Juanito asintió y al punto se dejó
caer la estrella desde la altura del cielo. Juanito lo vio con sus propios
ojos. Entonces tuvo que levantarse y salir a recibir delante de la puerta al
celestial huésped.
Descendió la escalera tanteando en
las tinieblas, hasta que se encontró fuera. Delante de la cabaña, en pleno
monte, aguardaba un jovencito de plateadas vestiduras.
-¡Ven! -dijo el mensajero, y le cogió
de la mano.
Juntos oscilaron por los espacios
sobre la celestial vía láctea, hacia el gran jardín de las estrellas que se
halla en lo alto.
Juanito echó una rápida mirada
sobre sí mismo. Sí, sí, llevaba puesta su túnica real de rey del Sol . Podía presentarse, pues, ante cualquiera. Todas
las estrellas se inclinaban, cuando pasaba delante de ellas. Eran muchos miles,
y todas a cuál más hermosa. Finalmente llegaron al dorado portal del cielo.
-¡Pedro, abre! ¡Viene a visitarnos
el rey del Sol , Juanito!
Entonces se abrieron ampliamente
los portales, y salió a recibirles el rey de los Cielos en persona.
-¿Por qué me conceden este gran
honor? -preguntó Juanito humilde-mente.
-Porque has tejido tu gris vestido
terrenal con el oro del Sol . Tú
estabas ya allá abajo como en el cielo. Por ello estás aquí como en tu casa. Si
te agrada, puedes quedarte para siempre entre nosotros.
-Gracias -dijo Juanito -. Pero
antes tengo que despedirme de mi madre.
-¿Por qué quieres despedirte de
ella? -le preguntó dulcemente el rey de los Cielos-. ¡Tráela contigo aquí
arriba! La madre del rey del Sol
debe estar también entre los invitados.
Entonces se alegró enormemente
Juanito, porque iba a dar una alegría a su madre. Presuroso, hizo seña a su
acompañante, y juntos se deslizaron de nuevo hacia la Tierra.

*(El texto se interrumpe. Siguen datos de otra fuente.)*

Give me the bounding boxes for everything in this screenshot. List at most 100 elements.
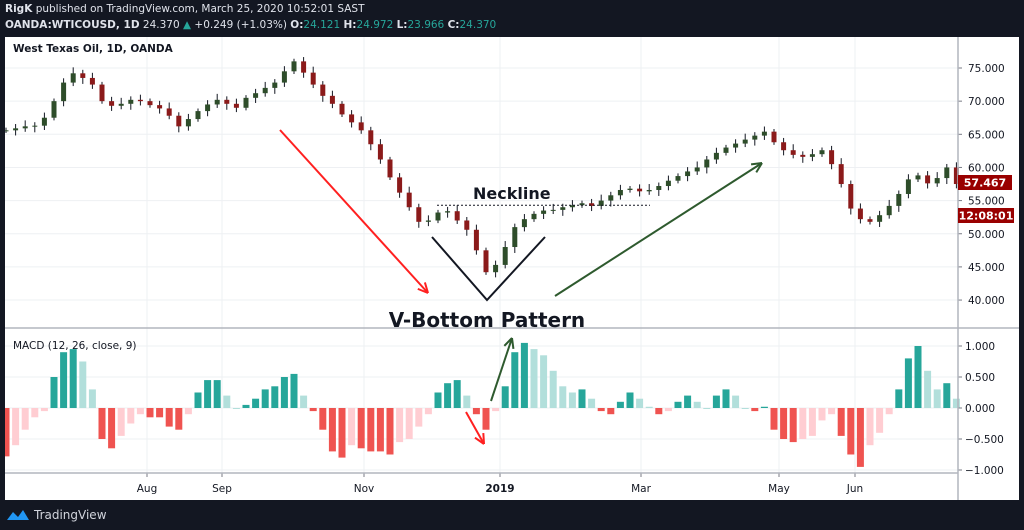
candle-body [310,72,316,85]
low-value: 23.966 [407,19,445,31]
chart-panel[interactable]: Aug Sep Nov 2019 Mar May Jun 75.000 70.000 65.000… [5,37,1019,500]
x-tick-label: Aug [137,483,158,495]
macd-histogram-bar [789,408,797,443]
candle-body [953,167,959,185]
candle-body [723,147,729,153]
candle-body [483,250,489,273]
candle-body [185,119,191,127]
candle-body [377,144,383,160]
high-label: H: [343,19,357,31]
candle-body [368,130,374,145]
macd-histogram-bar [156,408,164,418]
candle-body [637,188,643,192]
publish-text: published on TradingView.com, March 25, … [35,3,365,15]
macd-histogram-bar [808,408,816,436]
pattern-label: V-Bottom Pattern [389,308,585,332]
macd-histogram-bar [482,408,490,430]
macd-histogram-bar [223,395,231,408]
macd-histogram-bar [520,342,528,408]
candle-body [253,93,259,98]
macd-histogram-bar [597,408,605,412]
symbol: OANDA:WTICOUSD, 1D [5,19,140,31]
candle-body [397,177,403,193]
macd-histogram-bar [50,377,58,408]
candle-body [128,99,134,104]
macd-histogram-bar [924,370,932,408]
macd-up-arrow-head [511,337,515,350]
candle-body [176,115,182,127]
last-price: 24.370 [142,19,180,31]
candle-body [541,210,547,214]
macd-tick-label: 0.000 [965,403,995,415]
macd-histogram-bar [88,389,96,408]
macd-histogram-bar [405,408,413,439]
macd-histogram-bar [549,370,557,408]
macd-histogram-bar [69,349,77,408]
macd-histogram-bar [818,408,826,421]
x-tick-label: Mar [631,483,651,495]
open-value: 24.121 [303,19,341,31]
macd-histogram-bar [367,408,375,452]
macd-histogram-bar [136,408,144,415]
candle-body [502,247,508,265]
candle-body [704,159,710,168]
macd-histogram-bar [396,408,404,443]
macd-histogram-bar [501,386,509,408]
candle-body [195,111,201,120]
low-label: L: [396,19,408,31]
macd-title: MACD (12, 26, close, 9) [13,340,136,352]
macd-histogram-bar [741,408,749,409]
macd-histogram-bar [876,408,884,433]
macd-histogram-bar [12,408,20,446]
candle-body [41,117,47,126]
macd-histogram-bar [415,408,423,427]
macd-histogram-bar [319,408,327,430]
macd-histogram-bar [357,408,365,449]
chart-svg[interactable]: Aug Sep Nov 2019 Mar May Jun 75.000 70.000 65.000… [5,37,1019,500]
candle-body [771,131,777,143]
candle-body [531,213,537,220]
macd-tick-label: −1.000 [965,465,1004,477]
candle-body [281,71,287,83]
price-chart-title: West Texas Oil, 1D, OANDA [13,43,174,55]
tradingview-logo-icon [7,510,29,520]
macd-histogram-bar [837,408,845,436]
candle-body [262,87,268,94]
macd-histogram-bar [472,408,480,415]
candle-body [867,219,873,222]
macd-histogram-bar [760,406,768,408]
candle-body [243,97,249,108]
candle-body [819,150,825,155]
candle-body [886,205,892,216]
candle-body [61,82,67,102]
candle-body [89,77,95,85]
candle-body [877,215,883,222]
candle-body [435,212,441,221]
high-value: 24.972 [356,19,394,31]
candle-body [675,176,681,181]
candle-body [5,130,9,132]
candle-body [550,209,556,211]
macd-histogram-bar [300,395,308,408]
macd-histogram-bar [252,398,260,408]
macd-histogram-bar [588,398,596,408]
macd-histogram-bar [204,380,212,408]
macd-histogram-bar [280,377,288,408]
macd-histogram-bar [376,408,384,452]
macd-histogram-bar [684,395,692,408]
macd-up-arrow [490,337,513,402]
macd-histogram-bar [952,398,960,408]
macd-histogram-bar [194,392,202,408]
macd-histogram-bar [540,355,548,408]
macd-up-arrow-head [503,337,513,347]
macd-histogram-bar [770,408,778,430]
candle-body [51,101,57,118]
candle-body [800,154,806,157]
macd-histogram-bar [722,389,730,408]
candle-body [80,73,86,78]
candle-body [646,189,652,192]
macd-histogram-bar [184,408,192,415]
macd-histogram-bar [655,408,663,415]
candle-body [166,108,172,116]
candle-body [32,125,38,127]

Allí abajo reinaba gran excitación.
El vaquero de los Alpes corría desde el monte hasta el hogar de los pobres, en la aldea. Iba a decir a la
madre de Juanito que tenía que subir al momento. Su hijito se había tendido por
la mañana con alta fiebre delante de la cabaña y estaba en trance de muerte.

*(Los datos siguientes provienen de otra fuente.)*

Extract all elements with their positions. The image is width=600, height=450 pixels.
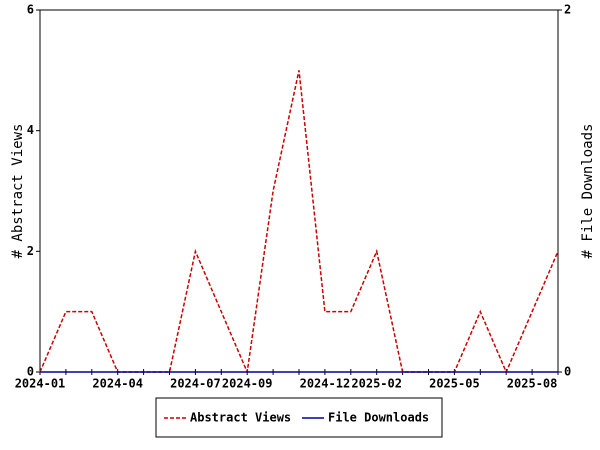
y2-tick-label: 2 — [564, 3, 571, 17]
x-tick-label: 2025-02 — [351, 377, 402, 391]
y2-tick-label: 0 — [564, 365, 571, 379]
legend-label: File Downloads — [328, 411, 429, 425]
y-tick-label: 6 — [27, 3, 34, 17]
y-tick-label: 0 — [27, 365, 34, 379]
x-tick-label: 2025-08 — [507, 377, 558, 391]
x-tick-label: 2024-04 — [92, 377, 143, 391]
x-tick-label: 2024-01 — [15, 377, 66, 391]
legend-label: Abstract Views — [190, 411, 291, 425]
x-tick-label: 2024-07 — [170, 377, 221, 391]
y-tick-label: 4 — [27, 123, 34, 137]
y-axis-label: # Abstract Views — [10, 124, 26, 259]
y-tick-label: 2 — [27, 244, 34, 258]
x-tick-label: 2025-05 — [429, 377, 480, 391]
x-tick-label: 2024-09 — [222, 377, 273, 391]
series-line — [39, 70, 559, 375]
plot-frame — [39, 9, 559, 373]
y2-axis-label: # File Downloads — [580, 124, 596, 259]
x-tick-label: 2024-12 — [300, 377, 351, 391]
legend — [155, 397, 443, 438]
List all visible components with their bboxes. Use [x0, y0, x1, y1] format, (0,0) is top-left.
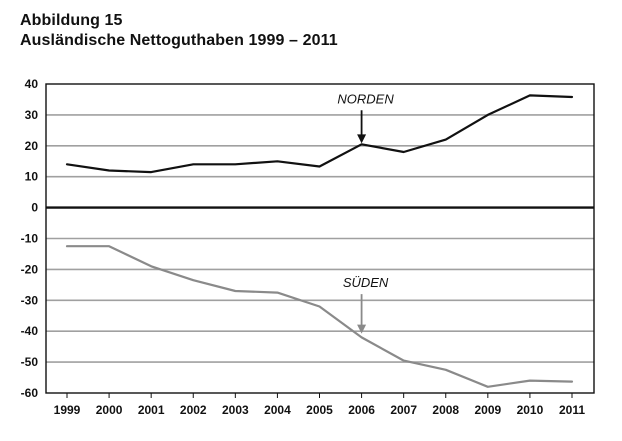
annotation-arrow-head-suden [357, 324, 367, 334]
series-annotations: NORDEN SÜDEN [337, 91, 394, 334]
series-line-suden [65, 245, 574, 388]
y-tick-label: 10 [25, 170, 39, 184]
x-tick-label: 2008 [432, 403, 459, 417]
x-tick-label: 2001 [138, 403, 165, 417]
annotation-arrow-head-norden [357, 134, 367, 144]
figure-subtitle: Ausländische Nettoguthaben 1999 – 2011 [20, 32, 338, 49]
y-tick-label: -40 [21, 324, 39, 338]
figure-number: Abbildung 15 [20, 12, 123, 29]
x-tick-label: 2011 [559, 403, 585, 417]
y-tick-label: -20 [21, 262, 39, 276]
x-tick-label: 2002 [180, 403, 207, 417]
y-tick-label: 40 [25, 77, 39, 91]
x-tick-label: 2000 [96, 403, 123, 417]
y-tick-label: 30 [25, 108, 39, 122]
x-tick-label: 2003 [222, 403, 249, 417]
y-tick-label: 20 [25, 139, 39, 153]
x-tick-label: 2009 [474, 403, 501, 417]
y-tick-label: -10 [21, 232, 39, 246]
plot-frame [45, 83, 595, 394]
y-tick-label: -50 [21, 355, 39, 369]
x-tick-label: 2010 [517, 403, 544, 417]
annotation-label-norden: NORDEN [337, 91, 394, 106]
y-axis-tick-labels: 40 30 20 10 0 -10 -20 -30 -40 -50 -60 [21, 77, 39, 400]
series-line-norden [65, 94, 574, 174]
y-tick-label: 0 [31, 201, 38, 215]
x-tick-label: 2004 [264, 403, 291, 417]
grid-lines [46, 114, 594, 363]
y-tick-label: -60 [21, 386, 39, 400]
data-series [65, 94, 574, 388]
x-axis-tick-labels: 1999 2000 2001 2002 2003 2004 2005 2006 2007 2008… [54, 393, 585, 417]
figure-title: Abbildung 15 Ausländische Nettoguthaben … [20, 11, 338, 51]
x-tick-label: 2007 [390, 403, 417, 417]
y-tick-label: -30 [21, 293, 39, 307]
x-tick-label: 2006 [348, 403, 375, 417]
annotation-label-suden: SÜDEN [343, 275, 389, 290]
x-tick-label: 2005 [306, 403, 333, 417]
x-tick-label: 1999 [54, 403, 81, 417]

Pero la madre de Juanito tosía también muy fuerte y no podía levantarse del
lecho.
Juanito lo sabía. Se deslizó con su
acompañante a través de la ventana abierta y llegó hasta el lecho de su madre,
en la casa de los pobres.
-Reina madre -dijo-. ¡Levántate y
ponte tu más bello vestido! ¡Ponte también la corona! Estás invitada allí
arriba como huésped.
Entonces resplandecieron los ojos
de la madre como el Sol , y siguió a
su hijo, y fue recibida allí arriba, como él, con brillantes honores.
De la casa, empero, de los pobres,
sacaron a la mañana siguiente dos ataúdes negros, y las gentes de la aldea
colocaron flores sobre ellos, piadosamente.